The GraphR model is expressed as follows: \[\begin{equation} \begin{split} & Y_i = \sum_{j \neq i}^p \gamma_{ij}(\mathbf{X}) \odot Y_j + \epsilon_i, \hspace{0.5cm} \epsilon_i \sim N(0,\frac{1}{\omega_{ii}}), \\ & \gamma_{ij}(X) = -\frac{\omega_{ij}(\mathbf{X})}{\omega_{ii}} = -\frac{1}{\omega_{ii}} \mathbf{X} \boldsymbol{\beta_{ij}} = -\frac{1}{\omega_{ii}} \left(\sum_{l=1}^q \beta_{ijl}X_l \right) \end{split} \tag{A.1} \end{equation}\] where $\odot$ represents the element-wise multiplication between vectors.

Priors on the GraphR model are given below: \[\begin{align} \begin{split} & \beta_{ijl} = b_{ijl} s_{ijl}, \\ & b_{ijl} \mid \tau_{il} \sim N (0,\tau_{il}^{-1}), \\ & s_{ijl} \mid \pi_{ijl} \sim \text{Ber}(\pi_{ijl}), \\ & \tau_{il} \sim \text{Gamma}(a_\tau,b_\tau) \\ & \pi_{ijl} \sim \text{Beta}(a_\pi,b_\pi) \\ & \omega_{ii} \propto 1. \\ \end{split} \tag{A.2} \end{align}\]

Parameters of estimation are $\boldsymbol{\theta} = \{ \boldsymbol{b,s,\omega,\pi,\tau}\}$.

A.2 Mean field variational Bayes

Varitional Bayes method aims to obtain the optimal approximation of true posterior distribution from a class of tractable distributions $Q$, called variational family, by minimizing the Kullback-Leibler (KL) divergence between the approximate $q_{\text{vb}}(\boldsymbol{\theta})$ and the true posterior distribution $p(\boldsymbol{\theta|\mathbf{Y,X}})$ (Attias et al. 2000).
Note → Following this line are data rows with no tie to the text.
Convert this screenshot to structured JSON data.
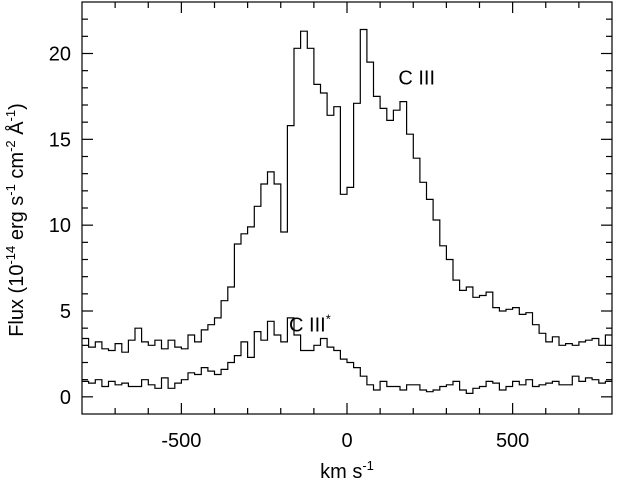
{
  "chart_data": {
    "type": "line",
    "step": true,
    "title": "",
    "xlabel": {
      "base": "km s",
      "sup": "-1"
    },
    "ylabel": {
      "parts": [
        {
          "t": "Flux (10",
          "s": false
        },
        {
          "t": "-14",
          "s": true
        },
        {
          "t": " erg s",
          "s": false
        },
        {
          "t": "-1",
          "s": true
        },
        {
          "t": " cm",
          "s": false
        },
        {
          "t": "-2",
          "s": true
        },
        {
          "t": " Å",
          "s": false
        },
        {
          "t": "-1",
          "s": true
        },
        {
          "t": ")",
          "s": false
        }
      ]
    },
    "xlim": [
      -800,
      800
    ],
    "ylim": [
      -1,
      23
    ],
    "xticks": [
      -500,
      0,
      500
    ],
    "xtick_labels": [
      "-500",
      "0",
      "500"
    ],
    "yticks": [
      0,
      5,
      10,
      15,
      20
    ],
    "ytick_labels": [
      "0",
      "5",
      "10",
      "15",
      "20"
    ],
    "annotations": [
      {
        "text": "C III",
        "sup": "",
        "x": 155,
        "y": 18.2
      },
      {
        "text": "C III",
        "sup": "*",
        "x": -175,
        "y": 3.8
      }
    ],
    "series": [
      {
        "x": [
          -800,
          -780,
          -760,
          -740,
          -720,
          -700,
          -680,
          -660,
          -640,
          -620,
          -600,
          -580,
          -560,
          -540,
          -520,
          -500,
          -480,
          -460,
          -440,
          -420,
          -400,
          -380,
          -360,
          -340,
          -320,
          -300,
          -280,
          -260,
          -240,
          -220,
          -200,
          -180,
          -160,
          -140,
          -120,
          -100,
          -80,
          -60,
          -40,
          -20,
          0,
          20,
          40,
          60,
          80,
          100,
          120,
          140,
          160,
          180,
          200,
          220,
          240,
          260,
          280,
          300,
          320,
          340,
          360,
          380,
          400,
          420,
          440,
          460,
          480,
          500,
          520,
          540,
          560,
          580,
          600,
          620,
          640,
          660,
          680,
          700,
          720,
          740,
          760,
          780
        ],
        "y": [
          3.4,
          2.9,
          3.2,
          2.8,
          2.7,
          3.1,
          2.6,
          3.3,
          4.0,
          3.2,
          3.0,
          3.3,
          2.8,
          3.3,
          2.9,
          2.8,
          3.6,
          3.2,
          3.9,
          4.2,
          4.6,
          5.6,
          6.4,
          8.9,
          9.5,
          9.9,
          11.1,
          12.4,
          13.1,
          12.4,
          9.6,
          15.8,
          20.3,
          21.3,
          20.3,
          18.2,
          17.7,
          16.4,
          16.9,
          11.8,
          12.2,
          17.1,
          21.4,
          19.5,
          17.5,
          16.8,
          16.1,
          16.7,
          17.2,
          15.3,
          13.9,
          12.5,
          11.5,
          10.3,
          8.8,
          8.0,
          6.8,
          6.2,
          6.4,
          5.8,
          5.9,
          6.1,
          5.2,
          5.0,
          5.1,
          5.2,
          4.8,
          4.9,
          4.2,
          3.7,
          3.2,
          3.5,
          3.0,
          3.1,
          3.0,
          3.2,
          3.3,
          3.4,
          3.0,
          3.6
        ]
      },
      {
        "x": [
          -800,
          -780,
          -760,
          -740,
          -720,
          -700,
          -680,
          -660,
          -640,
          -620,
          -600,
          -580,
          -560,
          -540,
          -520,
          -500,
          -480,
          -460,
          -440,
          -420,
          -400,
          -380,
          -360,
          -340,
          -320,
          -300,
          -280,
          -260,
          -240,
          -220,
          -200,
          -180,
          -160,
          -140,
          -120,
          -100,
          -80,
          -60,
          -40,
          -20,
          0,
          20,
          40,
          60,
          80,
          100,
          120,
          140,
          160,
          180,
          200,
          220,
          240,
          260,
          280,
          300,
          320,
          340,
          360,
          380,
          400,
          420,
          440,
          460,
          480,
          500,
          520,
          540,
          560,
          580,
          600,
          620,
          640,
          660,
          680,
          700,
          720,
          740,
          760,
          780
        ],
        "y": [
          0.9,
          0.8,
          1.0,
          0.6,
          0.9,
          0.7,
          0.8,
          0.6,
          0.6,
          1.0,
          0.7,
          0.5,
          1.1,
          0.5,
          0.8,
          1.0,
          1.4,
          1.3,
          1.7,
          1.5,
          1.3,
          1.6,
          2.0,
          2.4,
          3.2,
          2.3,
          3.8,
          3.3,
          4.4,
          3.6,
          3.2,
          4.6,
          3.6,
          2.7,
          2.7,
          3.0,
          3.4,
          2.9,
          2.7,
          2.2,
          2.0,
          1.7,
          1.2,
          0.7,
          0.4,
          0.9,
          0.6,
          0.6,
          0.4,
          0.7,
          0.7,
          0.4,
          0.3,
          0.4,
          0.6,
          0.7,
          0.9,
          0.4,
          0.2,
          0.5,
          0.6,
          0.9,
          0.8,
          0.4,
          0.6,
          0.9,
          0.7,
          1.0,
          0.6,
          0.7,
          0.8,
          0.9,
          0.7,
          0.7,
          1.2,
          0.9,
          1.1,
          1.0,
          0.8,
          0.9
        ]
      }
    ]
  }
}
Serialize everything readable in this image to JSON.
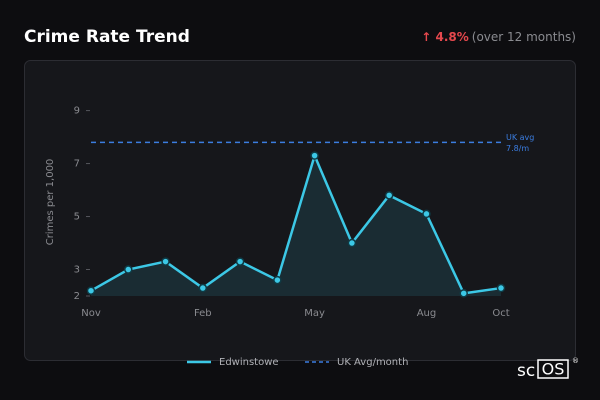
{
  "chart_data": {
    "type": "line",
    "title": "Crime Rate Trend",
    "change": "↑ 4.8%",
    "change_note": "(over 12 months)",
    "y_label": "Crimes per 1,000",
    "categories": [
      "Nov",
      null,
      null,
      "Feb",
      null,
      null,
      "May",
      null,
      null,
      "Aug",
      null,
      "Oct"
    ],
    "series": [
      {
        "name": "Edwinstowe",
        "color": "#3cc8e6",
        "values": [
          2.2,
          3.0,
          3.3,
          2.3,
          3.3,
          2.6,
          7.3,
          4.0,
          5.8,
          5.1,
          2.1,
          2.3
        ]
      }
    ],
    "reference": {
      "name": "UK Avg/month",
      "value": 7.8,
      "color": "#3b7de0",
      "label": [
        "UK avg",
        "7.8/m"
      ]
    },
    "ylim": [
      2,
      9.4
    ],
    "yticks": [
      2,
      3,
      5,
      7,
      9
    ]
  },
  "brand": {
    "name": "sc",
    "box": "OS",
    "mark": "®"
  }
}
A common choice of $Q$, known as mean-field approximation, assumes that $q_{\text{vb}}(\boldsymbol{\theta})$ can be expressed as $\prod_{k=1}^K q^k_{\text{vb}}(\boldsymbol{\theta_k})$ for some partition of $\boldsymbol{\theta}$. One can write $q_{\text{vb}}(\boldsymbol{\theta})$ as

\[\begin{align}\label{eq:KL_div} & q_{\text{vb}}^{*}(\boldsymbol{\theta}) \in \text{arg} \underset{q_{\text{vb}}(\boldsymbol{\theta}) \in \mathbb{Q}}{\text{min}} \ KL(q_{\text{vb}}(\boldsymbol{\theta})\|p(\boldsymbol{\theta |Y,X})) \text{, where} \nonumber \\ & KL(q_{\text{vb}}(\boldsymbol{\theta})\|p(\boldsymbol{\theta|Y,X})) = \int q_{\text{vb}}(\boldsymbol{\theta}) \text{ log} \left (\frac{q_{\text{vb}}(\boldsymbol{\theta})}{p(\boldsymbol{\theta|Y,X})}\right)d\boldsymbol{\theta} \nonumber \\ & = - \int q_{\text{vb}}(\boldsymbol{\theta}) \text{ log} \left (\frac{p(\boldsymbol{\theta|Y,X})}{q_{\text{vb}}(\boldsymbol{\theta})}\right)d\boldsymbol{\theta} = - \int q_{\text{vb}}(\boldsymbol{\theta}) \text{ log} \left (\frac{p(\boldsymbol{\theta,Y,X})}{q_{\text{vb}}(\boldsymbol{\theta})}\right)d\boldsymbol{\theta} + \text{ log} \left[ p(\boldsymbol{Y,X}) \right]. \end{align}\]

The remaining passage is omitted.